Un film de David Mackenzie
Sympathique péloche nerveuse et maitrisée de bout en bout, The Criminals n’est pas sans rappeler certains films de la fin du vingtième siècle. Mêlant habilement les scènes d’actions à de nombreux rebondissements, le film emporte son public dans un tourbillon incessant.

La charmante débauche d’énergie n’est cependant pas dénuée de défauts, puisqu’elle ne parvient pas à éviter quelques moments prévisibles ici ou la. Mais l’ensemble permet de passer un bon moment, sur le principe du film de braquage a priori balisé, mais qui sème à bon escient des fausses pistes relançant la dynamique lorsqu’elle menace de s’essouffler.
Dans le centre de Londres, un chantier en construction est brusquement mis à l’arrêt, lorsque les ouvriers découvrent une bombe lors de l’excavation. Une bombe qui daterait de la seconde Guerre Mondiale, et qui risquerait d’exploser à tout moment, soufflant plusieurs immeubles à proximité.
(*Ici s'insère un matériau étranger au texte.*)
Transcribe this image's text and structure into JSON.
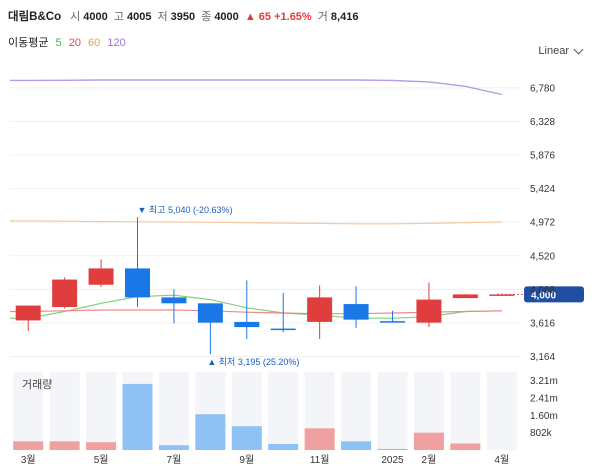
{
  "header": {
    "name": "대림B&Co",
    "open_label": "시",
    "open": "4000",
    "high_label": "고",
    "high": "4005",
    "low_label": "저",
    "low": "3950",
    "close_label": "종",
    "close": "4000",
    "change": "▲ 65 +1.65%",
    "volume_label": "거",
    "volume": "8,416"
  },
  "ma": {
    "label": "이동평균",
    "items": [
      {
        "period": "5",
        "color": "#4caf50"
      },
      {
        "period": "20",
        "color": "#e05050"
      },
      {
        "period": "60",
        "color": "#e8a040"
      },
      {
        "period": "120",
        "color": "#9a70d8"
      }
    ]
  },
  "scale_toggle": "Linear",
  "volume_title": "거래량",
  "chart_data": {
    "type": "candlestick",
    "categories": [
      "2024-03",
      "2024-04",
      "2024-05",
      "2024-06",
      "2024-07",
      "2024-08",
      "2024-09",
      "2024-10",
      "2024-11",
      "2024-12",
      "2025-01",
      "2025-02",
      "2025-03",
      "2025-04"
    ],
    "open": [
      3650,
      3830,
      4130,
      4350,
      3960,
      3880,
      3630,
      3540,
      3630,
      3870,
      3640,
      3620,
      3950,
      3990
    ],
    "high": [
      3840,
      4230,
      4470,
      5040,
      4070,
      3850,
      4190,
      4020,
      4120,
      4110,
      3780,
      4160,
      4005,
      4010
    ],
    "low": [
      3510,
      3810,
      4100,
      3830,
      3610,
      3195,
      3400,
      3490,
      3400,
      3550,
      3620,
      3560,
      3950,
      3980
    ],
    "close": [
      3850,
      4200,
      4350,
      3960,
      3880,
      3620,
      3560,
      3520,
      3960,
      3660,
      3630,
      3930,
      4000,
      4000
    ],
    "colors": {
      "up": "#e03e3e",
      "down": "#1a78e6"
    },
    "ma_lines": {
      "ma5": [
        3680,
        3770,
        3880,
        3970,
        3990,
        3930,
        3820,
        3750,
        3720,
        3680,
        3680,
        3700,
        3770,
        3780
      ],
      "ma20": [
        3770,
        3780,
        3790,
        3790,
        3790,
        3780,
        3760,
        3750,
        3740,
        3740,
        3750,
        3760,
        3770,
        3780
      ],
      "ma60": [
        4990,
        4985,
        4980,
        4978,
        4975,
        4970,
        4965,
        4960,
        4955,
        4950,
        4950,
        4955,
        4965,
        4975
      ],
      "ma120": [
        6880,
        6882,
        6885,
        6886,
        6886,
        6886,
        6886,
        6886,
        6886,
        6886,
        6880,
        6860,
        6800,
        6690
      ]
    },
    "annotations": {
      "high": {
        "label": "▼ 최고 5,040 (-20.63%)",
        "index": 3,
        "value": 5040
      },
      "low": {
        "label": "▲ 최저 3,195 (25.20%)",
        "index": 5,
        "value": 3195
      }
    },
    "current_price_label": "4,000",
    "current_price": 4000,
    "y_ticks": [
      "3,164",
      "3,616",
      "4,068",
      "4,520",
      "4,972",
      "5,424",
      "5,876",
      "6,328",
      "6,780"
    ],
    "ylim": [
      3050,
      7020
    ],
    "volume": [
      0.4,
      0.4,
      0.36,
      3.05,
      0.22,
      1.65,
      1.1,
      0.28,
      1.0,
      0.4,
      0.05,
      0.8,
      0.3,
      0.0
    ],
    "volume_ticks": [
      "3.21m",
      "2.41m",
      "1.60m",
      "802k"
    ],
    "volume_tick_values": [
      3.21,
      2.41,
      1.6,
      0.802
    ],
    "volume_ylim": [
      0,
      3.6
    ],
    "x_labels": [
      {
        "index": 0,
        "label": "3월"
      },
      {
        "index": 2,
        "label": "5월"
      },
      {
        "index": 4,
        "label": "7월"
      },
      {
        "index": 6,
        "label": "9월"
      },
      {
        "index": 8,
        "label": "11월"
      },
      {
        "index": 10,
        "label": "2025"
      },
      {
        "index": 11,
        "label": "2월"
      },
      {
        "index": 13,
        "label": "4월"
      }
    ]
  }
}
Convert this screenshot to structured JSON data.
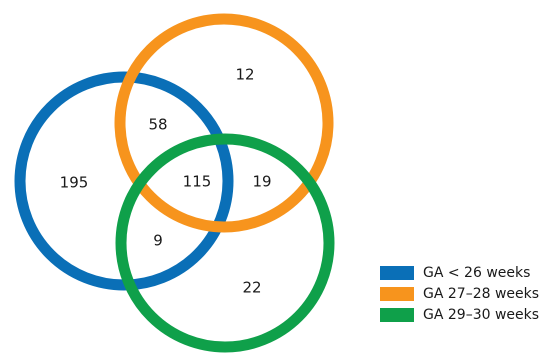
{
  "sets": [
    {
      "id": "lt26",
      "label": "GA < 26 weeks",
      "color": "#0a6fb7"
    },
    {
      "id": "w27_28",
      "label": "GA 27–28 weeks",
      "color": "#f7941d"
    },
    {
      "id": "w29_30",
      "label": "GA 29–30 weeks",
      "color": "#0fa04a"
    }
  ],
  "regions": {
    "only_lt26": "195",
    "only_w27_28": "12",
    "only_w29_30": "22",
    "lt26_and_w27_28": "58",
    "lt26_and_w29_30": "9",
    "w27_28_and_w29_30": "19",
    "all_three": "115"
  }
}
La sécurité civile et l’armée interviennent aussitôt, la première établissant un périmètre de sécurité autour du chantier, évacuant tous les habitants de la zone, pendant que la seconde envoie une équipe de démineurs afin de mettre la bombe hors service. Pendant ce temps, au milieu du quartier déserté, une équipe de braqueurs profite du black out pour s’introduire dans la salles des coffres d’une banque.
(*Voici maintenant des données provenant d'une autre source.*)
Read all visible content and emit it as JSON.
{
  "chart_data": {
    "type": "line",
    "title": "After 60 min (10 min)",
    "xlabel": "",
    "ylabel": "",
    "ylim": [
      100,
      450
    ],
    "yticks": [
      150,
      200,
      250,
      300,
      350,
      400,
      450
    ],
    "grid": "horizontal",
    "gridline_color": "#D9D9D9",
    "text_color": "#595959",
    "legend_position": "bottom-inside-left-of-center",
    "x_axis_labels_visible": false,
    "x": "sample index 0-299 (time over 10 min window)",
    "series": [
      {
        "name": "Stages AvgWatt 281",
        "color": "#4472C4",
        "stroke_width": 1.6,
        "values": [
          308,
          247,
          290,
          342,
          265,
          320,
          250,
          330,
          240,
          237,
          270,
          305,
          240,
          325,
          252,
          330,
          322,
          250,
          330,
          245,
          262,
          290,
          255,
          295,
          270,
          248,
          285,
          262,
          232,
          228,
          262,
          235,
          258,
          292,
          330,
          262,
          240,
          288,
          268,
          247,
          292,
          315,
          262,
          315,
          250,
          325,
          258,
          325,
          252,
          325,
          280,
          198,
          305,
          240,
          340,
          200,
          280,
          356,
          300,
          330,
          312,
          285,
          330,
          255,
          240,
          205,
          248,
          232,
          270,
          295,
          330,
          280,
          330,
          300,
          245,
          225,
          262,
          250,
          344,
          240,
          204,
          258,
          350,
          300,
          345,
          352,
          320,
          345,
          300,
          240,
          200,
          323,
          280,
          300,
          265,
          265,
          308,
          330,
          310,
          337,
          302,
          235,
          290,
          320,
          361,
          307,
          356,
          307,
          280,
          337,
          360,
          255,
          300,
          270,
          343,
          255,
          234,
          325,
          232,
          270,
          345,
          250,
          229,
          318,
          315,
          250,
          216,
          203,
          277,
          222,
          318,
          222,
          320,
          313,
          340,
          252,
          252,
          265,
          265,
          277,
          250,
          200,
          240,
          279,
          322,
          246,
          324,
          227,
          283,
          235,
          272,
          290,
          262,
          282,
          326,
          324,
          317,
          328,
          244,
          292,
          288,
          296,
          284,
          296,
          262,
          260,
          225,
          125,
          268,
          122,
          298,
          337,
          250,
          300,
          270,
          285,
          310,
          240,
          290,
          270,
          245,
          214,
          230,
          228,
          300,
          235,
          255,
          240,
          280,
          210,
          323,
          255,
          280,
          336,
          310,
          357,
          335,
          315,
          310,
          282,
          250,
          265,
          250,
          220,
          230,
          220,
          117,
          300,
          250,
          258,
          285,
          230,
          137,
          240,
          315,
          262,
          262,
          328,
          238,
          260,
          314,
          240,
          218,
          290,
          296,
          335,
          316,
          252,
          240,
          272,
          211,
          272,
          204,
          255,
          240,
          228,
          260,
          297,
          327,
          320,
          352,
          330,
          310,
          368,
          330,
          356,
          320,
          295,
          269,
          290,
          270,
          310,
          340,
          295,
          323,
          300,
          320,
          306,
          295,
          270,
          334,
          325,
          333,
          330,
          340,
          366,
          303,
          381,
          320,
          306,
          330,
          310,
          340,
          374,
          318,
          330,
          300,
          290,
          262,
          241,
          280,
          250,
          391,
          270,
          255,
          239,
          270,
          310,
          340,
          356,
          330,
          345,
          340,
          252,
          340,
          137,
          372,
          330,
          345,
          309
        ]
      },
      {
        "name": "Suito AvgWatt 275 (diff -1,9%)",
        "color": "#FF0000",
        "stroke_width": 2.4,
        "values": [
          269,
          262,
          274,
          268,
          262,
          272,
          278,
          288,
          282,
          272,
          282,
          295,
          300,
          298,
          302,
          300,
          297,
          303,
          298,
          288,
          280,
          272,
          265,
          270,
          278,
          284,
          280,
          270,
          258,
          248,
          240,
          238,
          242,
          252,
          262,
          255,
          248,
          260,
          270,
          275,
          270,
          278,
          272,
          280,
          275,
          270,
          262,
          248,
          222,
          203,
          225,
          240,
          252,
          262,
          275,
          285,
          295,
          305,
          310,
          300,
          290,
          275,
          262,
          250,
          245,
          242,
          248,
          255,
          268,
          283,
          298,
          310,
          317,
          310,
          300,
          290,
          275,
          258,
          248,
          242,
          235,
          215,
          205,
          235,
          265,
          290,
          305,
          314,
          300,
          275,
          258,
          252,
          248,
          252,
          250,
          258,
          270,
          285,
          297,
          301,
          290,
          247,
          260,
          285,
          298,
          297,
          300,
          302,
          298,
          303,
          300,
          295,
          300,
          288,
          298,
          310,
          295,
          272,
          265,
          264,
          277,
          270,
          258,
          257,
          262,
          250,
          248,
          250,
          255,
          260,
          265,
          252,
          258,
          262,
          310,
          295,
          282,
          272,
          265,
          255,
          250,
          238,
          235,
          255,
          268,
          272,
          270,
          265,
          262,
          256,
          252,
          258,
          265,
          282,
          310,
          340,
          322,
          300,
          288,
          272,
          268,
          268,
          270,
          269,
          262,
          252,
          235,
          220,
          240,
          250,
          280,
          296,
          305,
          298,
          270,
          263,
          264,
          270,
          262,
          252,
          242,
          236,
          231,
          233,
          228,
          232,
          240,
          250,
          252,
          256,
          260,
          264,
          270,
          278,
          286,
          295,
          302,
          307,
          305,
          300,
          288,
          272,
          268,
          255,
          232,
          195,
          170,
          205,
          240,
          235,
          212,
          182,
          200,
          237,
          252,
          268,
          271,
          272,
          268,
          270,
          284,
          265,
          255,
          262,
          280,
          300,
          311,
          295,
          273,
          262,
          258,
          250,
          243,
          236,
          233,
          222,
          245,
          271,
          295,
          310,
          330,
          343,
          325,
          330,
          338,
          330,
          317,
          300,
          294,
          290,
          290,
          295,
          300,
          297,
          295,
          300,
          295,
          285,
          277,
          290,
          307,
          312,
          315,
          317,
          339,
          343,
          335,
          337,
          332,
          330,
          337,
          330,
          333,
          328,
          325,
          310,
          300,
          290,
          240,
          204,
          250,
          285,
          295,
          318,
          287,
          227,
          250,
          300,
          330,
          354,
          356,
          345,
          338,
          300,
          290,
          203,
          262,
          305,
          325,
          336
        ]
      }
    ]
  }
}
David Mackenzie soigne son entrée en la matière. Il orchestre le terrain de jeu à venir méticuleusement, met en place le décors et présente les protagonistes. Les braqueurs et les forces de l’ordre ont droit au même régime, ils sont dépeints en fonction de leur importance dans l’histoire. On se surprend même à plusieurs reprises à être du côté des braqueurs, avec leur petit côté Robin des Bois. Mais le réalisateur joue avec les apparences, et comme dans tout film de braquage qui se respecte, l’apparente unité des cambrioleurs du début va s’écorner au fil des évènements.

Si la première partie peut paraitre plutôt convenue, sans surprise, elle n’en reste pas moins efficace. Elle a pour but principal d’endormir le spectateur, pour mieux le tromper par la suite. On assiste au déroulement du braquage. Alors que l’officier en charge du désamorçage de la bombe, le Major Will Trantor (interprété par Aaron Taylor-Johnson, révélé par le premier Kick-Ass, et vu récemment dans Bullet Train, Nosferatu et Kraven le Chasseur) réunit une équipe pour sécuriser le site, X (Sam Worthington, le célèbre Jake Sully d’Avatar) dirige l’équipe de braqueurs pour accéder à la salle des coffres de la banque. Cette partie est linéaire, elle laisse peu de place à l’imagination. La seconde partie, une fois le forfait commis, est plus originale. Le rythme s’accélère et les pistes se brouillent peu à peu, les personnages se découvrent un peu plus. C’est là que David Mackenzie tire le mieux son épingle du jeu.
The Criminals est une bonne petite surprise. Le film ne réinvente pas le genre, mais il permet de passer un bon moment. On se surprend à penser aux excellents Piège de Cristal et Une journée en enfer de John McTiernan, toutes proportions gardées. Un parallèle plutôt flatteur, qui montre la qualité de l’histoire. On se rappelle aussi qu’il y a exactement dix ans David Mackenzie avait beaucoup fait parler de lui avec Comancheria, haletant mélange entre western et film de casse. Il ne fait pas aussi fort ici aujourd’hui, mais signe tout de même un bon petit polar.